Malone tracciò due linee immaginarie sopra lo schermo. Una che scendeva dal quattro. Un’altra che saliva dal nove. «È una griglia. Proprio come quelle che si usano sulle mappe in tutto il mondo. Hanno usato il quattro e il nove. Fortuna e sfortuna. Pau me l’ha fatta vedere nella stanza della biblioteca. Scommetto che il punto in cui quelle linee s’intersecano dev’essere fondamentale.» Sollevò il telefono e ingrandì la parte rilevante della foto.
Le linee s’intersecavano davvero in un punto determinato. Come lo aveva definito Pau? Un «avamposto isolato» nelle montagne occidentali.
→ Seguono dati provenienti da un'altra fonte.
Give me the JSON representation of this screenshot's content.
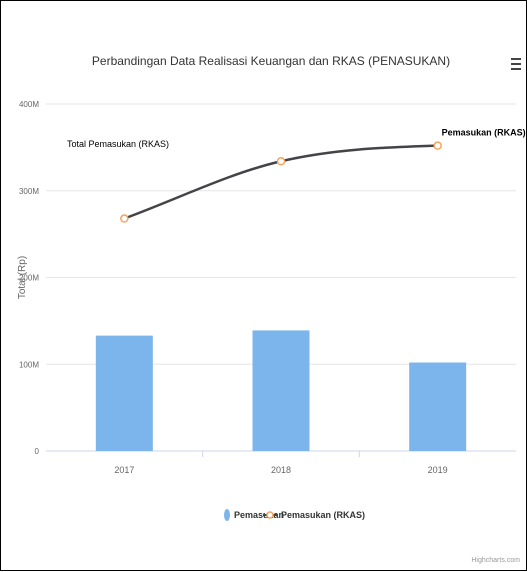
{
  "chart_data": {
    "type": "bar+line",
    "title": "Perbandingan Data Realisasi Keuangan dan RKAS (PENASUKAN)",
    "ylabel": "Total (Rp)",
    "xlabel": "",
    "categories": [
      "2017",
      "2018",
      "2019"
    ],
    "ylim": [
      0,
      400
    ],
    "yticks": [
      {
        "value": 0,
        "label": "0"
      },
      {
        "value": 100,
        "label": "100M"
      },
      {
        "value": 200,
        "label": "200M"
      },
      {
        "value": 300,
        "label": "300M"
      },
      {
        "value": 400,
        "label": "400M"
      }
    ],
    "series": [
      {
        "name": "Pemasukan",
        "kind": "bar",
        "color": "#7cb5ec",
        "values": [
          133,
          139,
          102
        ]
      },
      {
        "name": "Pemasukan (RKAS)",
        "kind": "line",
        "color": "#434348",
        "marker_color": "#f7a35c",
        "values": [
          268,
          334,
          352
        ]
      }
    ],
    "annotations": [
      {
        "text": "Total Pemasukan (RKAS)",
        "anchor": "left-top"
      },
      {
        "text": "Pemasukan (RKAS)",
        "anchor": "last-point"
      }
    ],
    "legend_position": "bottom-center",
    "grid": true
  },
  "menu_icon": "hamburger-menu-icon",
  "credits": "Highcharts.com"
}
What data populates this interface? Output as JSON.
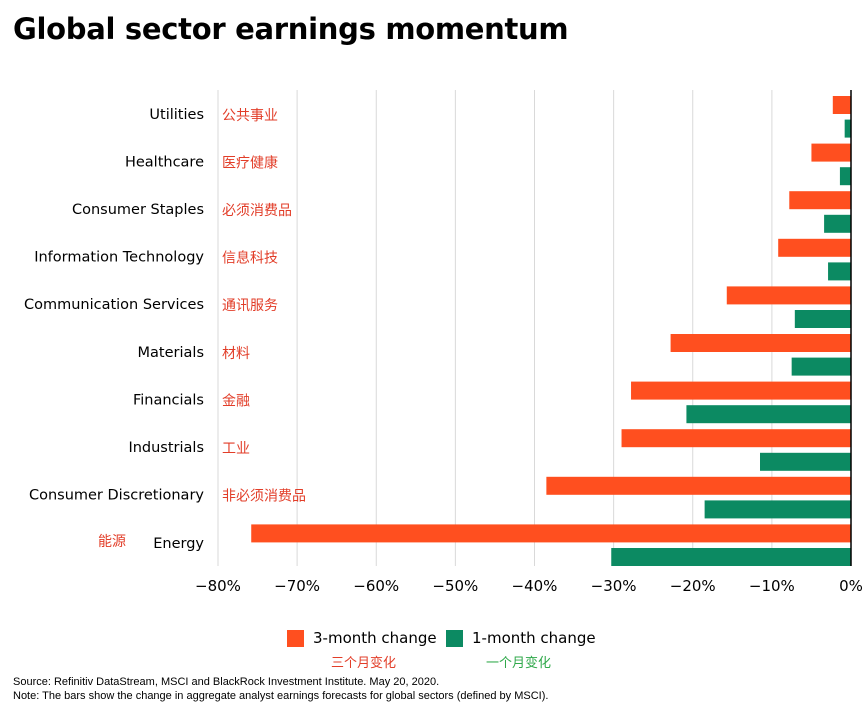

Indicato da tre simboli.

«So che cosa significano. ’Di fianco alla capitale’», disse Ni.
«Non possiamo vederlo sulla piccola immagine del suo telefono», disse Malone. «Ma, se ingrandissimo la foto che ha lei, scommetto che quegli stessi tre simboli sarebbero nella medesima posizione.»
Ni fece un’altra telefonata, e in pochi secondi ebbe la conferma.
Nel cervello di Malone i puntini si stavano collegando.
Il telefono di Ni squillò nuovamente. Sollevò l’apparecchio, premette un tasto e lesse.
Malone colse il terrore sul viso dell’uomo. Lui e Cassiopea ascoltarono mentre Ni spiegava di una telefonata che lui e i suoi avevano intercettato poco prima, fra Tang e Pau.
«C’è un certo disaccordo tra loro», rivelò Ni. «Pau Wen ha adescato Tang, e ora vuole che li raggiunga. Qualche anno fa abbiamo aperto un sito web per consentire agli informatori di denunciare la corruzione via Internet. Pau lo sa e mi ha mandato un messaggio tramite il sito: Informate il ministro Ni che lo aspetto nella Sala per la Conservazione dell’Armonia. Lì si trova la maggior parte della corruzione. Dite a Cassiopea Vitt che pure quello che cerca lei è lì.»
«Il bastardo sapeva fin dall’inizio dov’è il bambino», esclamò lei.
Malone scosse la testa. «La sua rete d’informazioni dev’essere molto valida. Pau sa che siamo sopravvissuti e che siamo nelle sue mani.»
«Spie», disse Ni.
«Dobbiamo andare là», disse Cassiopea.
«Karl Tang si sta dirigendo a ovest, mentre parliamo», fece notare calmo Ni.
«Cassiopea ha ragione. Dobbiamo andare», replicò Malone.
Ni scosse la testa. «Non posso permetterlo.»
Cassiopea non voleva sentire quelle parole. «Perché no? Scommetto che lei sa tutto sul Ba. Sembra pure che sappia parecchio su Pau Wen. Non conosco Karl Tang, ma la mia esperienza recente mi fa pensare che sia pericoloso. Non si può sapere fin dove arriva questa minaccia. La Russia e l’America sono abbastanza preoccupate da lavorare insieme per fermarli. So che avete un problema con Viktor Tomas, e non giustifico ciò che ha fatto con quel pilota, ma vi ha salvato il culo. Ora potrebbe essere coinvolto il premier stesso. Lei, ministro, non ci conosce affatto, ma siamo gli alleati più fidati che possa avere. Questa storia sta per finire...» Indicò la mappa che era ancora visibile sul display di Malone. «... proprio lì.» Guardò l’orologio. «Sono quasi le sette. Dobbiamo andare.»
L’espressione di Ni si addolcì. «Prima deve succedere una cosa. Ne sono appena stato informato, qua fuori.»
Malone aspettò.
«Abbiamo trovato Lev Sokolov. Sta venendo qua.»